By: Nigel Bankes and Robert Hamilton
Case commented on: Reference re An Act respecting First Nations, Inuit and Métis children, youth and families, 2024 SCC 5 (CanLII).
PDF Version: What Did the Court Mean When It Said that UNDRIP “has been incorporated into the country’s positive law”? Appellate Guidance or Rhetorical Flourish?

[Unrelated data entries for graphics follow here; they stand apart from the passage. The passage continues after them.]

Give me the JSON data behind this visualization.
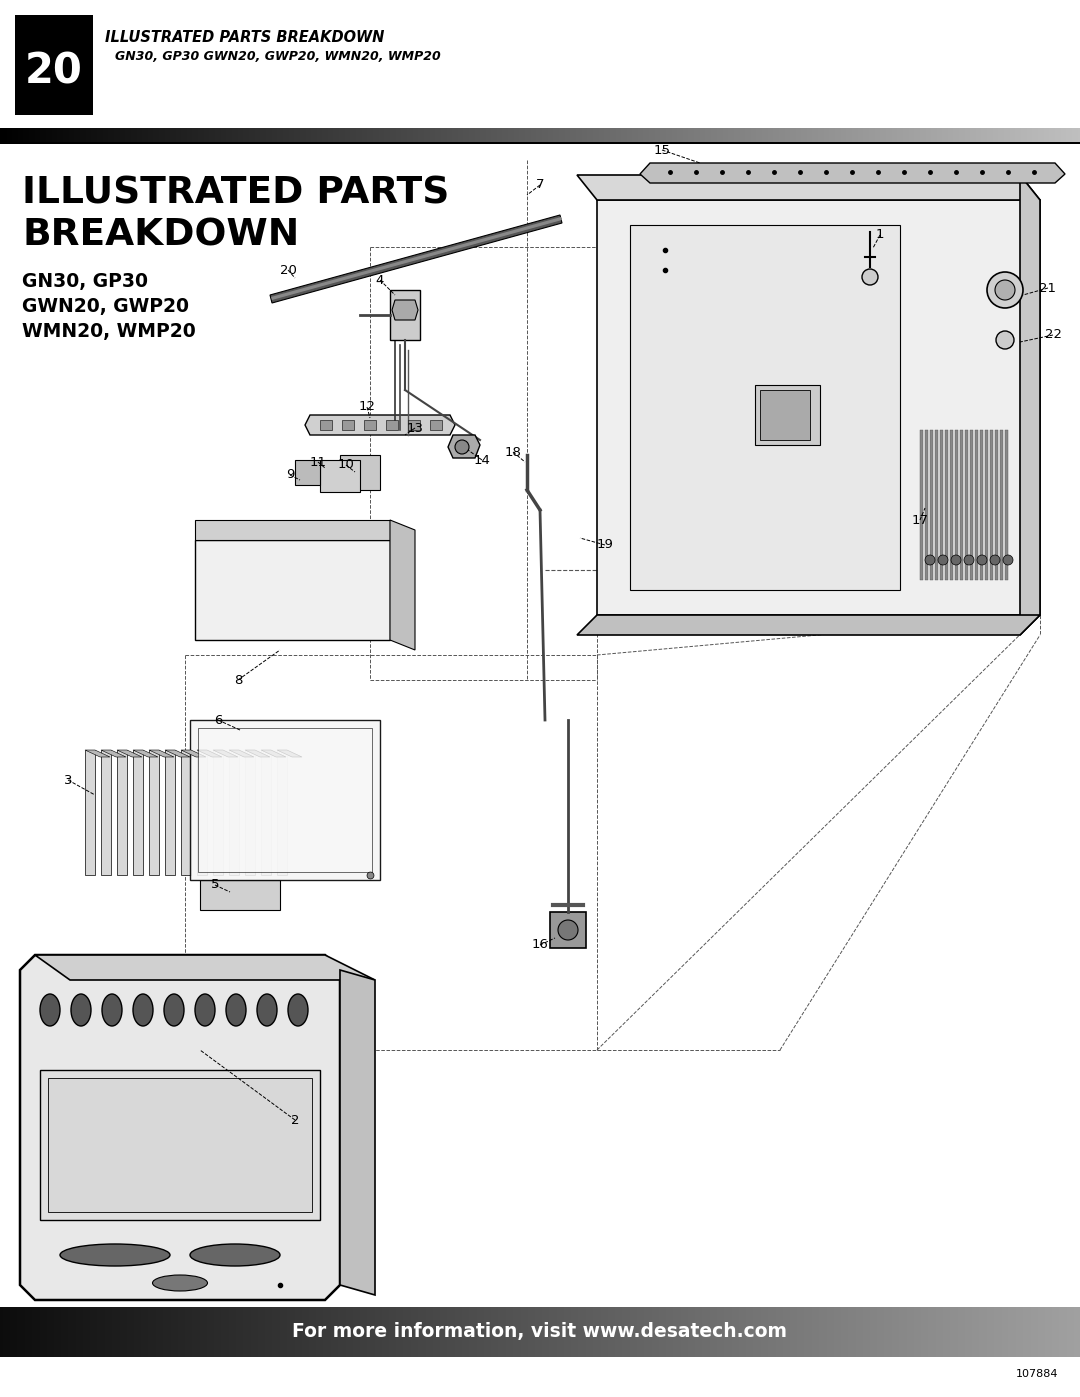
{
  "page_number": "20",
  "header_title": "ILLUSTRATED PARTS BREAKDOWN",
  "header_subtitle": "GN30, GP30 GWN20, GWP20, WMN20, WMP20",
  "main_title_line1": "ILLUSTRATED PARTS",
  "main_title_line2": "BREAKDOWN",
  "subtitle_line1": "GN30, GP30",
  "subtitle_line2": "GWN20, GWP20",
  "subtitle_line3": "WMN20, WMP20",
  "footer_text": "For more information, visit www.desatech.com",
  "doc_number": "107884",
  "bg_color": "#ffffff"
}
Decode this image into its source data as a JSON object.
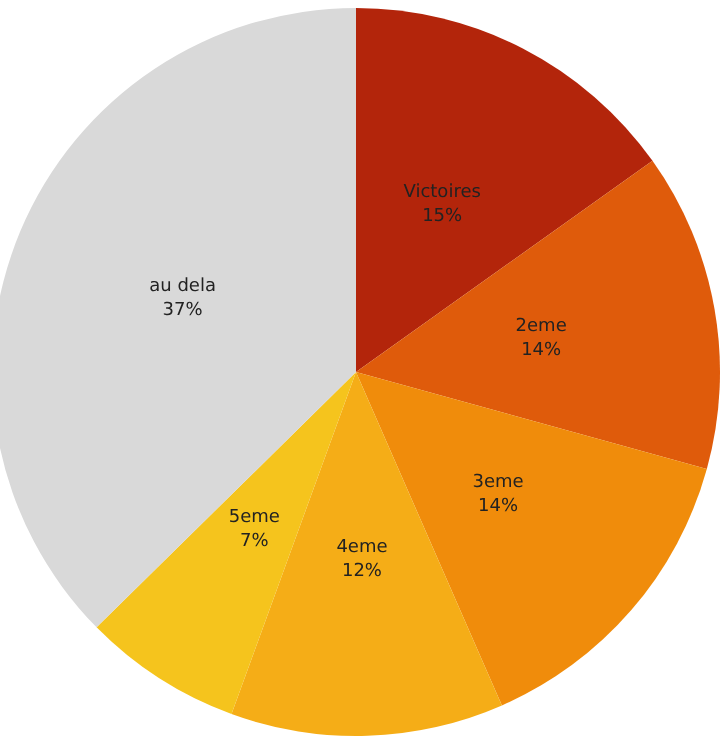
{
  "chart_data": {
    "type": "pie",
    "categories": [
      "Victoires",
      "2eme",
      "3eme",
      "4eme",
      "5eme",
      "au dela"
    ],
    "values": [
      15,
      14,
      14,
      12,
      7,
      37
    ],
    "value_labels": [
      "15%",
      "14%",
      "14%",
      "12%",
      "7%",
      "37%"
    ],
    "colors": [
      "#b3250b",
      "#df5b0b",
      "#f08c0b",
      "#f5ad17",
      "#f5c41d",
      "#d9d9d9"
    ],
    "legend": false
  }
}
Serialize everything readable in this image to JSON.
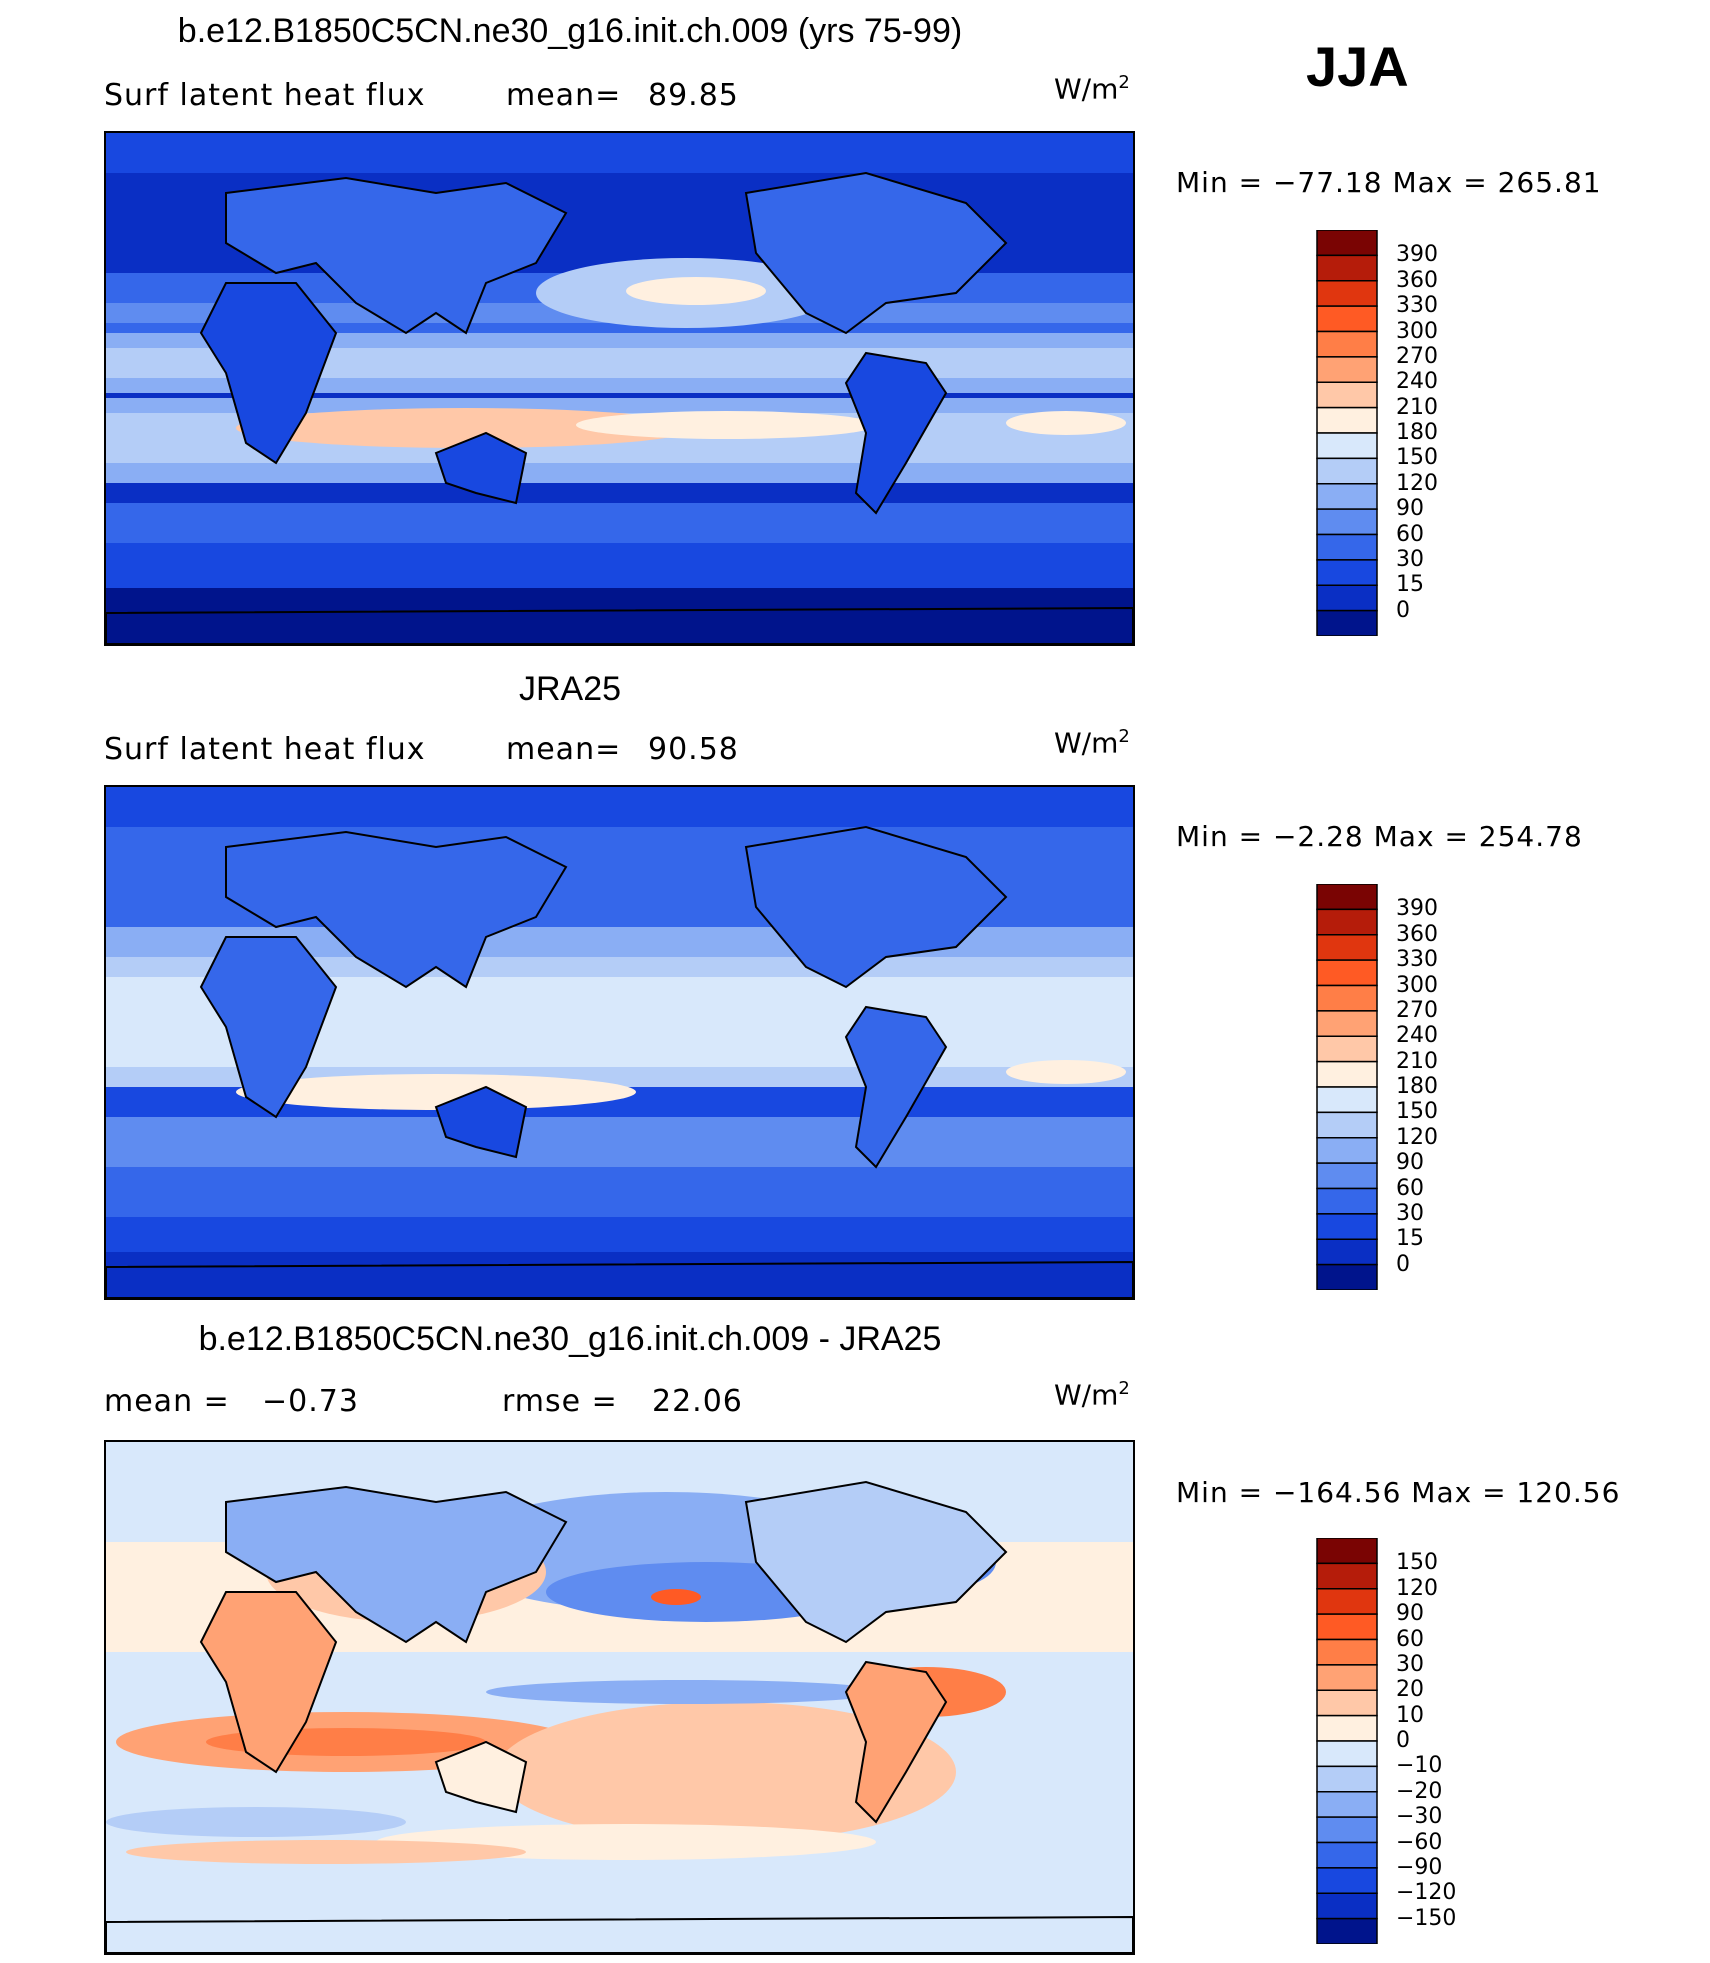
{
  "season": "JJA",
  "panels": [
    {
      "title": "b.e12.B1850C5CN.ne30_g16.init.ch.009 (yrs 75-99)",
      "left_label": "Surf latent heat flux",
      "stat1": "mean=",
      "stat1_value": "89.85",
      "stat2": "",
      "stat2_value": "",
      "units": "W/m",
      "units_sup": "2",
      "minmax": "Min  =  −77.18  Max  =  265.81",
      "colorbar": {
        "labels": [
          "390",
          "360",
          "330",
          "300",
          "270",
          "240",
          "210",
          "180",
          "150",
          "120",
          "90",
          "60",
          "30",
          "15",
          "0"
        ],
        "colors": [
          "#7a0403",
          "#b51c0a",
          "#e0360f",
          "#ff5a24",
          "#ff7e47",
          "#ffa274",
          "#ffc8a8",
          "#fff0e0",
          "#d8e8fb",
          "#b4cdf7",
          "#8aaef4",
          "#5f8cf0",
          "#3567ea",
          "#1848e0",
          "#0a2fc4",
          "#00148c"
        ]
      },
      "chart_data": {
        "type": "heatmap",
        "title": "b.e12.B1850C5CN.ne30_g16.init.ch.009 (yrs 75-99)",
        "variable": "Surf latent heat flux",
        "units": "W/m2",
        "mean": 89.85,
        "min": -77.18,
        "max": 265.81,
        "levels": [
          0,
          15,
          30,
          60,
          90,
          120,
          150,
          180,
          210,
          240,
          270,
          300,
          330,
          360,
          390
        ]
      }
    },
    {
      "title": "JRA25",
      "left_label": "Surf latent heat flux",
      "stat1": "mean=",
      "stat1_value": "90.58",
      "stat2": "",
      "stat2_value": "",
      "units": "W/m",
      "units_sup": "2",
      "minmax": "Min  =   −2.28  Max  =  254.78",
      "colorbar": {
        "labels": [
          "390",
          "360",
          "330",
          "300",
          "270",
          "240",
          "210",
          "180",
          "150",
          "120",
          "90",
          "60",
          "30",
          "15",
          "0"
        ],
        "colors": [
          "#7a0403",
          "#b51c0a",
          "#e0360f",
          "#ff5a24",
          "#ff7e47",
          "#ffa274",
          "#ffc8a8",
          "#fff0e0",
          "#d8e8fb",
          "#b4cdf7",
          "#8aaef4",
          "#5f8cf0",
          "#3567ea",
          "#1848e0",
          "#0a2fc4",
          "#00148c"
        ]
      },
      "chart_data": {
        "type": "heatmap",
        "title": "JRA25",
        "variable": "Surf latent heat flux",
        "units": "W/m2",
        "mean": 90.58,
        "min": -2.28,
        "max": 254.78,
        "levels": [
          0,
          15,
          30,
          60,
          90,
          120,
          150,
          180,
          210,
          240,
          270,
          300,
          330,
          360,
          390
        ]
      }
    },
    {
      "title": "b.e12.B1850C5CN.ne30_g16.init.ch.009 - JRA25",
      "left_label": "mean =",
      "stat1": "−0.73",
      "stat1_value": "",
      "stat2": "rmse  =",
      "stat2_value": "22.06",
      "units": "W/m",
      "units_sup": "2",
      "minmax": "Min  =  −164.56  Max  =  120.56",
      "colorbar": {
        "labels": [
          "150",
          "120",
          "90",
          "60",
          "30",
          "20",
          "10",
          "0",
          "−10",
          "−20",
          "−30",
          "−60",
          "−90",
          "−120",
          "−150"
        ],
        "colors": [
          "#7a0403",
          "#b51c0a",
          "#e0360f",
          "#ff5a24",
          "#ff7e47",
          "#ffa274",
          "#ffc8a8",
          "#fff0e0",
          "#d8e8fb",
          "#b4cdf7",
          "#8aaef4",
          "#5f8cf0",
          "#3567ea",
          "#1848e0",
          "#0a2fc4",
          "#00148c"
        ]
      },
      "chart_data": {
        "type": "heatmap",
        "title": "b.e12.B1850C5CN.ne30_g16.init.ch.009 - JRA25",
        "units": "W/m2",
        "mean": -0.73,
        "rmse": 22.06,
        "min": -164.56,
        "max": 120.56,
        "levels": [
          -150,
          -120,
          -90,
          -60,
          -30,
          -20,
          -10,
          0,
          10,
          20,
          30,
          60,
          90,
          120,
          150
        ]
      }
    }
  ]
}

In its recent reference opinion on the validity of an Act respecting First Nations, Inuit and Métis children, youth and families, SC 2019, c 24 (the FNIM Act), the Supreme Court went out of its way to comment on the legal significance of the United Nations Declaration on the Rights of Indigenous Peoples Act, SC 2021, c 14 (the federal UNDRIP Act). The Court did so notwithstanding that legal questions relating to the federal UNDRIP Act were not directly before it, and notwithstanding its own observations in the Reference to the effect that “[t]he task that falls to the Court in the context of a reference invites caution …” (at para 111). That it chose to comment at such length is even more remarkable when one reflects on how reticent the Court seems to have been to comment on the United Nations Declaration on the Rights of Indigenous Peoples (UNDRIP or Declaration), or international human rights law more generally, in other cases over the last two decades dealing with Indigenous rights.